Since an organism isn't specified in the question or tags, this answer focuses on a simple and extensively studied model: E. coli. Taking the data from STRING v11 1 for all protein-protein interactions (PPIs) in Escherichia coli str. K-12 substr. MG1655, we can subset these PPIs to include only those of action type "binding". This database provides PPI scores between 0 and 1 based upon experiments (co-purification, co-crystallization, Y2H), textmining, co-occurence, co-expression, and co-localization of coding genes across genomes.

If we set no cutoff for the confidence in these binding interactions, we see that 2585 proteins have ≥1 binding partner, and one protein has an astonishing 273 binding partners (pfo, a putative pyruvate-flavodoxin oxidoreductase). Also, this database states this E. coli strain has 4127 distinct protein-coding genes, so approximately 63% (2585/4127) of genes encode a protein that interacts with at least one other distinct protein.

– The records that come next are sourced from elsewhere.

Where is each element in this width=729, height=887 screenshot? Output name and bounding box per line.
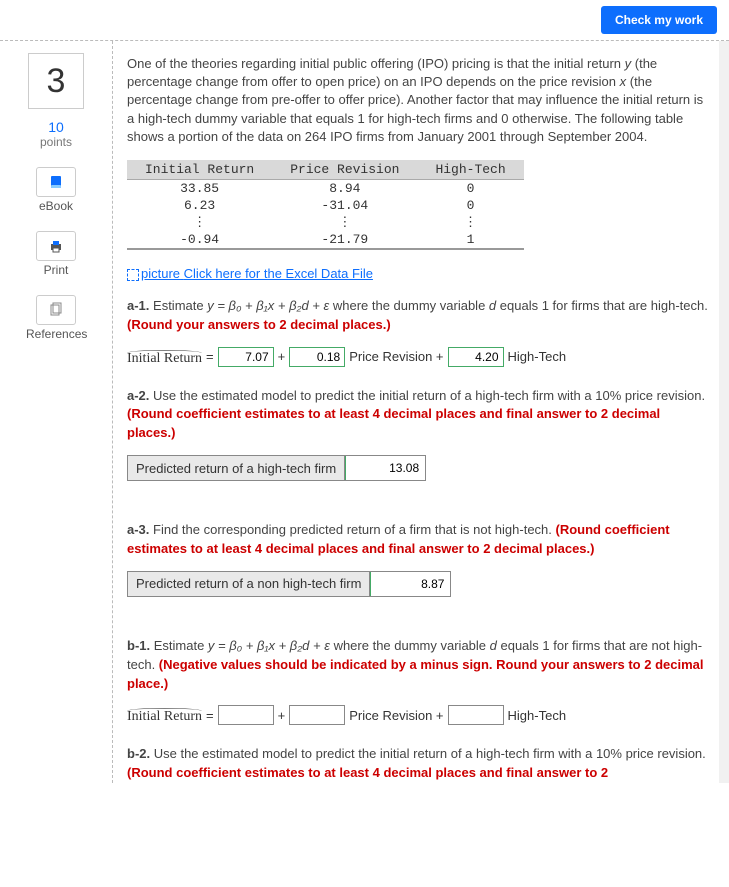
question-a3: a-3. Find the corresponding predicted re… (127, 521, 711, 559)
picture-icon (127, 269, 139, 281)
table-row: 33.858.940 (127, 179, 524, 197)
data-table: Initial Return Price Revision High-Tech … (127, 160, 524, 250)
b1-formula: Initial Return = + Price Revision + High… (127, 705, 711, 725)
ebook-label: eBook (39, 199, 73, 213)
question-b2: b-2. Use the estimated model to predict … (127, 745, 711, 783)
a2-row-label: Predicted return of a high-tech firm (128, 456, 345, 481)
initial-return-hat-b: Initial Return (127, 705, 202, 725)
print-button[interactable]: Print (26, 231, 86, 277)
table-row: 6.23-31.040 (127, 197, 524, 214)
question-a2: a-2. Use the estimated model to predict … (127, 387, 711, 444)
main-wrap: 3 10 points eBook Print References One o… (0, 40, 729, 783)
copy-icon (36, 295, 76, 325)
table-row: ⋮⋮⋮ (127, 214, 524, 231)
initial-return-hat: Initial Return (127, 347, 202, 367)
sidebar: 3 10 points eBook Print References (0, 41, 112, 783)
question-number: 3 (28, 53, 84, 109)
table-row: -0.94-21.791 (127, 231, 524, 249)
excel-data-link[interactable]: picture Click here for the Excel Data Fi… (127, 266, 373, 281)
b1-beta1-input[interactable] (289, 705, 345, 725)
a1-formula: Initial Return = + Price Revision + High… (127, 347, 711, 367)
book-icon (36, 167, 76, 197)
a2-value-input[interactable] (345, 456, 425, 480)
a2-answer-table: Predicted return of a high-tech firm (127, 455, 426, 481)
a1-beta2-input[interactable] (448, 347, 504, 367)
col-initial-return: Initial Return (127, 160, 272, 180)
col-high-tech: High-Tech (417, 160, 523, 180)
a3-answer-table: Predicted return of a non high-tech firm (127, 571, 451, 597)
scrollbar[interactable] (719, 41, 729, 783)
a1-beta1-input[interactable] (289, 347, 345, 367)
col-price-revision: Price Revision (272, 160, 417, 180)
top-bar: Check my work (0, 0, 729, 40)
a3-value-input[interactable] (370, 572, 450, 596)
a3-row-label: Predicted return of a non high-tech firm (128, 571, 370, 596)
question-a1: a-1. Estimate y = β₀ + β₁x + β₂d + ε whe… (127, 297, 711, 335)
print-label: Print (44, 263, 69, 277)
points-label: points (8, 135, 104, 149)
a1-beta0-input[interactable] (218, 347, 274, 367)
points-value: 10 (8, 119, 104, 135)
ebook-button[interactable]: eBook (26, 167, 86, 213)
b1-beta2-input[interactable] (448, 705, 504, 725)
references-button[interactable]: References (26, 295, 86, 341)
references-label: References (26, 327, 87, 341)
printer-icon (36, 231, 76, 261)
intro-paragraph: One of the theories regarding initial pu… (127, 55, 711, 146)
content-area: One of the theories regarding initial pu… (112, 41, 729, 783)
b1-beta0-input[interactable] (218, 705, 274, 725)
question-b1: b-1. Estimate y = β₀ + β₁x + β₂d + ε whe… (127, 637, 711, 694)
check-my-work-button[interactable]: Check my work (601, 6, 717, 34)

If we limit the interactions to those with a "high confidence" score (≥0.900), only 656 proteins (~16%) are seen to have ≥1 binding partner, with a maximum of 55 binding partners seen for 4 proteins. Unsurprisingly, and consistent with the comment from Maximilian Press, these proteins are all associated with the ribosome (sra, rpsP, rpsI, and rpsR). The spike in the graph below at 54 interacting partners for the high-confidence PPIs is a group of of ribosomal proteins, most of which are annotated as co-interactors.

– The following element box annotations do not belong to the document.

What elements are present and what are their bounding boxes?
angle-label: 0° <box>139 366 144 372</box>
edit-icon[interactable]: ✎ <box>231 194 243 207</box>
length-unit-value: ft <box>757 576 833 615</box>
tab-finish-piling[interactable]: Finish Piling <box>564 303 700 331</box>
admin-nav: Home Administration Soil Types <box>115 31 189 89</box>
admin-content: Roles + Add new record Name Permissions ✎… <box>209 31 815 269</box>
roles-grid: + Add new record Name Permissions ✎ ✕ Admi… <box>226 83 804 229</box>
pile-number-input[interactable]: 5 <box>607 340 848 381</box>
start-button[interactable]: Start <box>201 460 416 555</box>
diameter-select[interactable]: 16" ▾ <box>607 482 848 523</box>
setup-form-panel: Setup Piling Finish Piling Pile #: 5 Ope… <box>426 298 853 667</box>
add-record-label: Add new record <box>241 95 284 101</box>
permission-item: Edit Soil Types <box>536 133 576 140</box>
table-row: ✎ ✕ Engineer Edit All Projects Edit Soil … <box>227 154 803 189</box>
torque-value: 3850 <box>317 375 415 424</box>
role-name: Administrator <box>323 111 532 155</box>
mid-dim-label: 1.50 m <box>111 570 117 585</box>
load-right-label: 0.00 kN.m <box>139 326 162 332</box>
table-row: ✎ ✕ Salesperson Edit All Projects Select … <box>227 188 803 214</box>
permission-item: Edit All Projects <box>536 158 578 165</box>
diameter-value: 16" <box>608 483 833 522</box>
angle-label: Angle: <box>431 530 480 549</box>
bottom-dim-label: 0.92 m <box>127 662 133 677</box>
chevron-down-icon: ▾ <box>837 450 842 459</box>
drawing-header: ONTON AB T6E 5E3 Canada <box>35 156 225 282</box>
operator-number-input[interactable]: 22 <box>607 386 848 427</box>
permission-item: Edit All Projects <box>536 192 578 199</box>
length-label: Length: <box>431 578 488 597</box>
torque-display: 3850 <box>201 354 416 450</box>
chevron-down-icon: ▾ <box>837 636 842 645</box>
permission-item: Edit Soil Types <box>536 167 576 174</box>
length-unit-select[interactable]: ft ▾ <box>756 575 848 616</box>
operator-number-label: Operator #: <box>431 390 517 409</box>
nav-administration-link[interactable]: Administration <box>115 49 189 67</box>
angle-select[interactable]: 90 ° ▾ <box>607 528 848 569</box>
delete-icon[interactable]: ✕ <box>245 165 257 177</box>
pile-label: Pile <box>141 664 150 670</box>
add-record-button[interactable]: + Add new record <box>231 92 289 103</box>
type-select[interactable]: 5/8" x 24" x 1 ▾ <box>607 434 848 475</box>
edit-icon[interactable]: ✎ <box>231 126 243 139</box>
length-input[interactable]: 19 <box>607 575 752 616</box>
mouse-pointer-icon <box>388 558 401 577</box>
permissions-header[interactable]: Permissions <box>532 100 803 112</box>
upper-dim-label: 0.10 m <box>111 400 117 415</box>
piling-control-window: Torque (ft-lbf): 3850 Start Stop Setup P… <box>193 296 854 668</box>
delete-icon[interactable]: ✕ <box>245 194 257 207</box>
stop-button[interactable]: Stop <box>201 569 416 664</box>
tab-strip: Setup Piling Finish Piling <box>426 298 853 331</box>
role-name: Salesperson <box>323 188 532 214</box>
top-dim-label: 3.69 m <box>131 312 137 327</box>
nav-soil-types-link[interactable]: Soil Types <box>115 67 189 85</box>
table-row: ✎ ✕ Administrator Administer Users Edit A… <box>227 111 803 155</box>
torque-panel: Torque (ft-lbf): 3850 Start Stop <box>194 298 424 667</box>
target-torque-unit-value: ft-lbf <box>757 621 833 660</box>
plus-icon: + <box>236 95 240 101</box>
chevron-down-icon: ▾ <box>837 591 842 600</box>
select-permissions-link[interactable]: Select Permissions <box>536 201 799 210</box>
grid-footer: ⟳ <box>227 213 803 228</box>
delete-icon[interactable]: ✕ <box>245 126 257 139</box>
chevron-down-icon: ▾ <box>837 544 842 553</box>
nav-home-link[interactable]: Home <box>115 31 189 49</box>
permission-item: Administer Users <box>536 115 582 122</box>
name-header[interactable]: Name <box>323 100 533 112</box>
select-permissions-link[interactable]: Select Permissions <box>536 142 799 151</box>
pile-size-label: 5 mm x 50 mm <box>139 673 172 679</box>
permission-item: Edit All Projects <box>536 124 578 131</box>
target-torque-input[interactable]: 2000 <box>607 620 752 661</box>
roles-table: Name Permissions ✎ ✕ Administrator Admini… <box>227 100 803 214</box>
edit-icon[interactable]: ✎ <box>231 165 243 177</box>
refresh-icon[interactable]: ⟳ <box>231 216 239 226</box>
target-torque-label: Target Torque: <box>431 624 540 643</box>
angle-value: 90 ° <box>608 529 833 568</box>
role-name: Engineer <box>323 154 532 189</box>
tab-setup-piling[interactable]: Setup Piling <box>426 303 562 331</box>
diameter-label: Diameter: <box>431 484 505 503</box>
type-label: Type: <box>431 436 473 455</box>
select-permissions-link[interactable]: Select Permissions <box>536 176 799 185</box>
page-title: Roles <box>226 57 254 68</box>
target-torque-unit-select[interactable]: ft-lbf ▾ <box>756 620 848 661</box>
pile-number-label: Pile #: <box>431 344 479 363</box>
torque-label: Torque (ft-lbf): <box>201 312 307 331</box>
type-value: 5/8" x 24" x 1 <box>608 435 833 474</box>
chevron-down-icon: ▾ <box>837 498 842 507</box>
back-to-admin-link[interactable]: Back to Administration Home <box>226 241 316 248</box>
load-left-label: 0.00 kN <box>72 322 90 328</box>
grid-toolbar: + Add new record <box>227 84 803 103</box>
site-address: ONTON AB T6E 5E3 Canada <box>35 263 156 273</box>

histogram of number of protein-protein binding partners for distinct E. coli proteins

Two important notes on interpretation of interactions in this database:

  1. splice variants and post-transcriptionally modified proteins are collapsed into single nodes in the interaction network, so all gene product variants are represented by one coding sequence
  2. self-interactions (e.g. dimerization) are not counted, which are a valid type of protein complex per the question

References

  1. Szklarczyk D, Morris JH, Cook H, Kuhn M, Wyder S, Simonovic M, Santos A, Doncheva NT, Roth A, Bork P, Jensen LJ, von Mering C. The STRING database in 2017: quality-controlled protein-protein association networks, made broadly accessible. Nucleic Acids Res. 2017 Jan 4;45(D1):D362-D368.